Invasive Candidiasis Risk & Prevention
Groups at risk for invasive candidiasis
People who are at high risk for developing invasive candidiasis include those who:1
- Have spent a lot of time in the intensive care unit (ICU)
- Have a central venous catheter
- Have a weakened immune system (for example, people on cancer chemotherapy, people who have had an organ transplant, and people with low white blood cell counts)
- Have recently had surgery, especially multiple abdominal surgeries
- Have recently received lots of antibiotics in the hospital
- Receive total parenteral nutrition (food through a vein)
- Have kidney failure or are on hemodialysis
- Have diabetes
- Are pre-term babies
People who inject drugs are also at risk for invasive candidiasis, especially for bloodstream infections, heart valve infections, and bone and joint infections.

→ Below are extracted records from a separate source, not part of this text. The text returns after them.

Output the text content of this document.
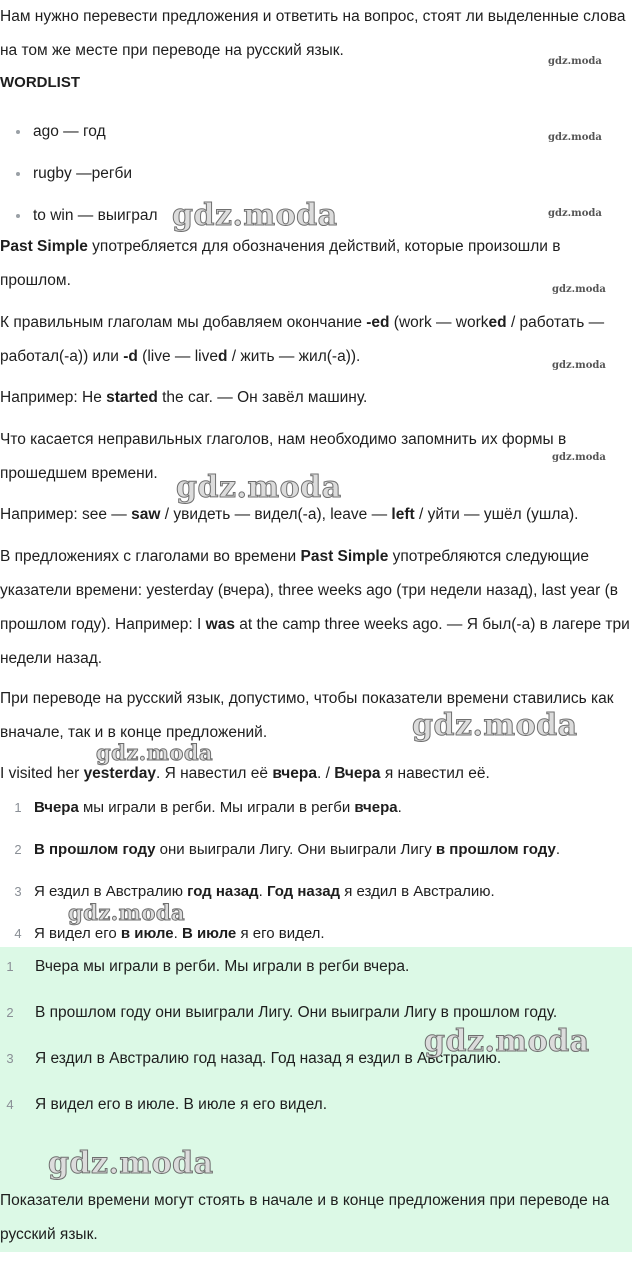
Нам нужно перевести предложения и ответить на вопрос, стоят ли выделенные слова на том же месте при переводе на русский язык.

WORDLIST
ago — год
rugby —регби
to win — выиграл

Past Simple употребляется для обозначения действий, которые произошли в прошлом.

К правильным глаголам мы добавляем окончание -ed (work — worked / работать — работал(-а)) или -d (live — lived / жить — жил(-а)).

Например: He started the car. — Он завёл машину.

Что касается неправильных глаголов, нам необходимо запомнить их формы в прошедшем времени.

Например: see — saw / увидеть — видел(-а), leave — left / уйти — ушёл (ушла).

В предложениях с глаголами во времени Past Simple употребляются следующие указатели времени: yesterday (вчера), three weeks ago (три недели назад), last year (в прошлом году). Например: I was at the camp three weeks ago. — Я был(-а) в лагере три недели назад.

При переводе на русский язык, допустимо, чтобы показатели времени ставились как вначале, так и в конце предложений.

I visited her yesterday. Я навестил её вчера. / Вчера я навестил её.

1 Вчера мы играли в регби. Мы играли в регби вчера.
2 В прошлом году они выиграли Лигу. Они выиграли Лигу в прошлом году.
3 Я ездил в Австралию год назад. Год назад я ездил в Австралию.
4 Я видел его в июле. В июле я его видел.
1	Вчера мы играли в регби. Мы играли в регби вчера.
2	В прошлом году они выиграли Лигу. Они выиграли Лигу в прошлом году.
3	Я ездил в Австралию год назад. Год назад я ездил в Австралию.
4	Я видел его в июле. В июле я его видел.

Показатели времени могут стоять в начале и в конце предложения при переводе на русский язык.

gdz.moda
gdz.moda
gdz.moda
gdz.moda
gdz.moda
gdz.moda
gdz.moda
gdz.moda
gdz.moda
gdz.moda
gdz.moda
gdz.moda
gdz.moda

Is invasive candidiasis contagious?
Invasive candidiasis doesn’t spread directly from person to person. However, some species of the fungus that causes invasive candidiasis normally live on skin, so it’s possible that Candida can be passed from one person to another and possibly cause an infection in someone who is at high risk.2,3
Preventing invasive candidiasis
- Antifungal medication. If you’re at high risk for developing invasive candidiasis, your healthcare provider may prescribe antifungal medication to prevent the infection. This is called “antifungal prophylaxis,” and it is typically recommended for:4
- Some organ transplant patients
- Certain patients in the intensive care unit (ICU)
- Patients who are on certain types of chemotherapy or have low white blood cell counts (neutropenia)
- Patients who have a stem cell or bone marrow transplant and have low white blood cell counts (neutropenia)
- Some doctors may also consider giving antifungal prophylaxis to very low birth weight infants (less than 2.2 pounds) in nurseries with high rates of invasive candidiasis.
- Be a safe patient. There are some actions that you can take to help protect yourself from infections, including:
- Speak up. Patients and caregivers can ask whether a central venous catheter (central line) is needed, and if so, how long it should stay in place. Tell your doctor if the skin around the catheter becomes red or painful.
- Keep hands clean. Be sure everyone cleans their hands before touching you. Washing hands can prevent the spread of germs.
- For more tips, please see CDC’s webpage about What You Can Do to Be a Safe Patient.
- Healthcare providers can follow CDC-recommended infection control practices every time they work with a central line. For more prevention information, please visit CDC’s Healthcare-Associated Infections website.
- Kullberg BJ, Arendrup MC. Invasive Candidiasis N Engl J Med 2015 Oct 8; 373(15):1445-1456.
- Pfaller MA, Diekema DJ. Epidemiology of invasive candidiasis: a persistent public health problem. Clin Microbiol Rev. 2007 Jan;20(1):133-63.
- Strausbaugh LJ, Sewell DL, Ward TT, Pfaller MA, Heitzman T, Tjoelker R. High frequency of yeast carriage on hands of hospital personnel. J Clin Microbiol. 1994 Sep;32(9):2299-300.
- Yildirim M, Sahin I, Kucukbayrak A, Ozdemir D, Tevfik Yavuz M, Oksuz S, et al. Hand carriage of Candida species and risk factors in hospital personnel. Mycoses. 2007 May;50(3):189-92.
- Pappas PG, Kauffman CA, Andes DR, Clancy CJ, Marr KA, Ostrosky-Zeichner L, et al. Clinical Practice Guideline for the Management of Candidiasis: 2016 Update by the Infectious Diseases Society of America. Clin Infect Dis. 2016 Feb 15;62(4):e1-e50.